This should be easy, so maybe I've fried my brain, but I can't get this to work. I have a database with over a million rows. I want to add about 15k more rows, but some of the data might already exist in the database.
My basic process is this:
async def process_data(object_list):
# Load pre-existing data from db:
pks = await copy_pks()
# Remove duplicates:
filtered_data = [obj for obj in object_list if obj.id not in pks]
# Add unique values:
await copy_in(filtered_data)
My copy_pks
method:
@with_connection:
async def copy_pks(self, connection):
pks = set()
async with connection.cursor().copy(sql) as cursor:
async for row in cursor:
res = await cursor.read_row()
pks.add(int(res[0]))
return pks
My copy_in
method:
@with_connection
async def copy_in(self, connection, data):
async with connection.cursor().copy(sql) as cursor:
for obj in data:
await cursor.write_row(data)
The problem is that I keep hitting duplicate key value violates unique constraint
despite my attempt to filter.

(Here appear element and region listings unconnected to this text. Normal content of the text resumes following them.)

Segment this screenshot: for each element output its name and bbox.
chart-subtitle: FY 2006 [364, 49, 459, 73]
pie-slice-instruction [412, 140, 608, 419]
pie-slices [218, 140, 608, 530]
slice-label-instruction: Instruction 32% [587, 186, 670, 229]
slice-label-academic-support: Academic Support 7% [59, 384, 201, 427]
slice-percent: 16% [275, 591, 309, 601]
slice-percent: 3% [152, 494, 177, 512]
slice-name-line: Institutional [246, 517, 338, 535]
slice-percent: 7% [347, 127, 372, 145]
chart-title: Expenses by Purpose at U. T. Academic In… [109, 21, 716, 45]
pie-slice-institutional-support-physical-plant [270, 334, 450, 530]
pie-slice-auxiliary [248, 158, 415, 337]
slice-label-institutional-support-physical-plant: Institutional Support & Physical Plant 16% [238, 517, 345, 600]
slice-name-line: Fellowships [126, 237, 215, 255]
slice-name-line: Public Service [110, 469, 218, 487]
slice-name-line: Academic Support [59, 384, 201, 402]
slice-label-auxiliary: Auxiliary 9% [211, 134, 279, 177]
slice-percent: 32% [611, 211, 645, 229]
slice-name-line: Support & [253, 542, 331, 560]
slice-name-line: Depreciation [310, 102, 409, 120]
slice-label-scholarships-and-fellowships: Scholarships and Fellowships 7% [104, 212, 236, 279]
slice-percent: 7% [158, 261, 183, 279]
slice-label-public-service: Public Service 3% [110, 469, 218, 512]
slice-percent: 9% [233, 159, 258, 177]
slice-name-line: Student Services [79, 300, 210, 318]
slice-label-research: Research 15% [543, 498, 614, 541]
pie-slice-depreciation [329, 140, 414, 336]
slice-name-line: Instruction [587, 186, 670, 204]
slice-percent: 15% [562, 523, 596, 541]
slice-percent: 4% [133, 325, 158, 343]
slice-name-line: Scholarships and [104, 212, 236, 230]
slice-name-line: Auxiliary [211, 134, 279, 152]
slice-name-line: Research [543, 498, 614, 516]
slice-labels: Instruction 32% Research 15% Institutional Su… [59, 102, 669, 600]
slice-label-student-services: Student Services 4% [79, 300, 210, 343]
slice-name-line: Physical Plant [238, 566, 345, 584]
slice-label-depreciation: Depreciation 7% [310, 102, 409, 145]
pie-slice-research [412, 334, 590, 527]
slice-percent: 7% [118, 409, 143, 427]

I've checked the length of object_list
and the length of filtered_data
and the latter is about half the size... so clearly something is getting filtered.
I then checked specifically for the offending object:
for obj in object_list:
if obj.id == 14856714938:
print("Found")
if obj.id in pks:
print("In pks")
if obj.id in filtered_data:
print("In filtered")
I receive "Found", but I don't receive "In pks" and I don't receive "In filtered."
Unless I'm blind to some syntax or logic error here, my best shot in the dark is that it's a RAM issue, given the size of the data?